When they weren’t so successful then they could come crashing down perilously into the crowd. As the day wore on any attempt at clearing a space at the centre of the football pitch was forgotten. Success can turn to failure in a moment and there were plenty of times when the crowd parted as a kite plunged down towards them, on occasion smacking a spectator on the head.
A few of us took up a vantage point behind where the kites were being launched and perched ourselves up on a narrow path on the hillside. From there we were usually safe from out of control kites, although on the few occasions that we were imperilled we found that we had nowhere to go. Eeep!
One of my favourite moments was when a medium sized kite – about five metres in diameter – nearly took out one of the Portaloos down below us. The usual cavalry of supporters arrived and straightened it up. They were all set and ready to start their second attempt before a man came out of the cabin, utterly unaware of how close he had come to a sticky end.
On the way back to the coach I took a walk through the cemetery. Here people were decorating their family graves, sitting around and talking, eating ice creams and flying their own, much smaller kites. The place was filled with flowers.
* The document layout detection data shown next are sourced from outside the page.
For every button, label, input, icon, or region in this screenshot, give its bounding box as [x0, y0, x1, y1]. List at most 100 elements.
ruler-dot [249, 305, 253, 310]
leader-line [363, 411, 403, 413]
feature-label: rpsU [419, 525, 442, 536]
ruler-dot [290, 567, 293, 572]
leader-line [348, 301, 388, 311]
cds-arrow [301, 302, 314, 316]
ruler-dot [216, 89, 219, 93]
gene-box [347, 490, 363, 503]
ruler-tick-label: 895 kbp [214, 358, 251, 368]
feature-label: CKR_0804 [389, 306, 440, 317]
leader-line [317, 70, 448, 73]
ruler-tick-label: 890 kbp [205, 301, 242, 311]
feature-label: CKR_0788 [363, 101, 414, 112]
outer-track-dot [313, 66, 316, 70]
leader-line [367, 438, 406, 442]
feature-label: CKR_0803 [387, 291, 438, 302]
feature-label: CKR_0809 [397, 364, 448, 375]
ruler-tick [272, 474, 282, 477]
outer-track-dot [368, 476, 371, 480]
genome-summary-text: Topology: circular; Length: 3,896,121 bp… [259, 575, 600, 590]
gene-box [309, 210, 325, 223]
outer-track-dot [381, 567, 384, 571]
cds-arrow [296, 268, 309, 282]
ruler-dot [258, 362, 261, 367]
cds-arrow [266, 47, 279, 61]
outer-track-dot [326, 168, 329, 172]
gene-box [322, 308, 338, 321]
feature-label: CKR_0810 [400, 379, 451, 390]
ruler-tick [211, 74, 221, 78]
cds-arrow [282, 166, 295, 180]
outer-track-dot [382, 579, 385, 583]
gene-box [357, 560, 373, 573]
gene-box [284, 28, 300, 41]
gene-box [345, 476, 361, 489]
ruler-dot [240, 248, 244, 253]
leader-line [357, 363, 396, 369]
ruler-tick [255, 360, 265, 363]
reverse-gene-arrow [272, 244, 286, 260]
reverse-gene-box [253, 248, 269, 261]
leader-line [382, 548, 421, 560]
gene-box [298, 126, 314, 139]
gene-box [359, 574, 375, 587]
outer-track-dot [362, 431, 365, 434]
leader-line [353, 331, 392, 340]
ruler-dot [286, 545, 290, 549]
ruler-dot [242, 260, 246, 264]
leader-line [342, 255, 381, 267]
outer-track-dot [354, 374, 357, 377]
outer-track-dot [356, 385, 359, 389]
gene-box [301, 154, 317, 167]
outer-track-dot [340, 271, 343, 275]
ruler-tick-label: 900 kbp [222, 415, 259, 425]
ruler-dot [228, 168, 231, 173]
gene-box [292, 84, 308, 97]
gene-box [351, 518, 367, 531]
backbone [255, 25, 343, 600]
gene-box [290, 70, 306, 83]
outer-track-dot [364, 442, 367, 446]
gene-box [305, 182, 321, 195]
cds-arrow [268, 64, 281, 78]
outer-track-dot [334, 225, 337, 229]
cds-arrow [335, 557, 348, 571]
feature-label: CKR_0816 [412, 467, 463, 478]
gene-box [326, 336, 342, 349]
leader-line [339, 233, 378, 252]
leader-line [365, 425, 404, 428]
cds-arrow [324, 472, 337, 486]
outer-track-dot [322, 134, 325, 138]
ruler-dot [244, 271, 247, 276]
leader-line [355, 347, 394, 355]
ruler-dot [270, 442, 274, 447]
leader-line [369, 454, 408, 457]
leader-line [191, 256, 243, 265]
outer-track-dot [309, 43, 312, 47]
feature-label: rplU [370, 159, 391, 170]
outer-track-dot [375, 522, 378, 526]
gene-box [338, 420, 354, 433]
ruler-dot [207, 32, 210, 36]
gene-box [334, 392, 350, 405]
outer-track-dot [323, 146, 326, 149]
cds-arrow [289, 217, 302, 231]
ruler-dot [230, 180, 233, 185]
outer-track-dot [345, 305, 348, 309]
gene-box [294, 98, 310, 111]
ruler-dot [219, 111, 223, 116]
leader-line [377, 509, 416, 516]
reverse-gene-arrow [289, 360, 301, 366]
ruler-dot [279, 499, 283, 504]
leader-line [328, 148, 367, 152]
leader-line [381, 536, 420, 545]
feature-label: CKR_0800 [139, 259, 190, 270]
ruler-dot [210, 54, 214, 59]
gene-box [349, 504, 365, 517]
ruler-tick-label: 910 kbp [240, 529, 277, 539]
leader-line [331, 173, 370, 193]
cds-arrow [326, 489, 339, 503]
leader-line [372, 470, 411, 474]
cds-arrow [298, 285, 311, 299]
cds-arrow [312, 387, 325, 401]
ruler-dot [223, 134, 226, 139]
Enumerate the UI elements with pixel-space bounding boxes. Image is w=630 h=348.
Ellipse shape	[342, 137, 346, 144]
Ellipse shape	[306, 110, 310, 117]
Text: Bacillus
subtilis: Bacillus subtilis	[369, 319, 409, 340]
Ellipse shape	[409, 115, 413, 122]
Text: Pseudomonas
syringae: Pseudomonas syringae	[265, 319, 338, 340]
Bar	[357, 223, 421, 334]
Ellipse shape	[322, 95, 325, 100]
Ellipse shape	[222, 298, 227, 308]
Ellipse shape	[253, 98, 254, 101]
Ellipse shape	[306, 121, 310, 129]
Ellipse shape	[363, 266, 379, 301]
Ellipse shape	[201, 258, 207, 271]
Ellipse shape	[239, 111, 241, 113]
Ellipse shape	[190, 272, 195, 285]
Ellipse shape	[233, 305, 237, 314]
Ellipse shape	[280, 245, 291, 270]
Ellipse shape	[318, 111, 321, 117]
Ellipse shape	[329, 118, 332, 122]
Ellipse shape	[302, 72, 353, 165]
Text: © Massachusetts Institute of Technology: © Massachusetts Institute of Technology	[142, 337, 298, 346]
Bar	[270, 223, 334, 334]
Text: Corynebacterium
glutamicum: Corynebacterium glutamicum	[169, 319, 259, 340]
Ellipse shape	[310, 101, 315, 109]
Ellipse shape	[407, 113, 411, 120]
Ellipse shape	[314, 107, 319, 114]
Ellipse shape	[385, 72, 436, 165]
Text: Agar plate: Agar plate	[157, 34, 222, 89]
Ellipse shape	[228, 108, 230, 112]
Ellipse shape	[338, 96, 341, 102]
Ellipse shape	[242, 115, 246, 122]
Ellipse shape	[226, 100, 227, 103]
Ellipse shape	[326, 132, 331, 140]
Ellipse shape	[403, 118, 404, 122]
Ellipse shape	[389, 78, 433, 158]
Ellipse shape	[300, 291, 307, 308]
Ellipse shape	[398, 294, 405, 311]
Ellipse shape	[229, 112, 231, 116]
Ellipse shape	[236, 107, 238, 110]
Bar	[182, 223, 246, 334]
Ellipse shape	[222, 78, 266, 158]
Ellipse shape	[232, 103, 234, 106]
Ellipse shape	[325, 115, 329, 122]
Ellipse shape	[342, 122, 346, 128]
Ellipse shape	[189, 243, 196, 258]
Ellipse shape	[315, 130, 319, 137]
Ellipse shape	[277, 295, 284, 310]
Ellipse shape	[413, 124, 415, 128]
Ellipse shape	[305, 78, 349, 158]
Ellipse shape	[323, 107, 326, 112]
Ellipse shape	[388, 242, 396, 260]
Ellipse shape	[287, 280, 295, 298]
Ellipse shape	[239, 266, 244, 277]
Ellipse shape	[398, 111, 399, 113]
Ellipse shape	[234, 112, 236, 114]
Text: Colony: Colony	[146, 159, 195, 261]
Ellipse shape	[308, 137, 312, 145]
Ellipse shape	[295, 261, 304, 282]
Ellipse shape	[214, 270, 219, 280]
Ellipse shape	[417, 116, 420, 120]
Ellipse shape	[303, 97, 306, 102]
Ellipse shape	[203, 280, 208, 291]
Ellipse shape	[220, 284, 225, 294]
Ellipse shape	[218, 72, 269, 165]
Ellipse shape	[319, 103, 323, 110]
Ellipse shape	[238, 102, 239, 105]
In the distance there were up to a dozen kites now flying above the town.
It took a while for our blissed out group to pull itself together and then we were off, on our four hour journey back to San Marcos. As with most trips like this the driver had a particular restaurant that he wanted to stopped at and so, just before dark, we pulled in at a newly built cantina by the roadside.
Set up high in the mountainside it had a spectacular view. Our group wandered off the bus and some of us took a look inside. It was a cavernous affair, with a couple of hundred covers, a small bar in one corner and, naturally enough, a trampoline in the other. It was also completely devoid of customers.
Gerhardt, sporting his shorter, leather mini-skirt for the occasion, climbed inside the trampoline, bounced around and performed various yoga positions, while the rest of us drank our coffees. Somehow, it seemed a fitting end to a day of different experiences.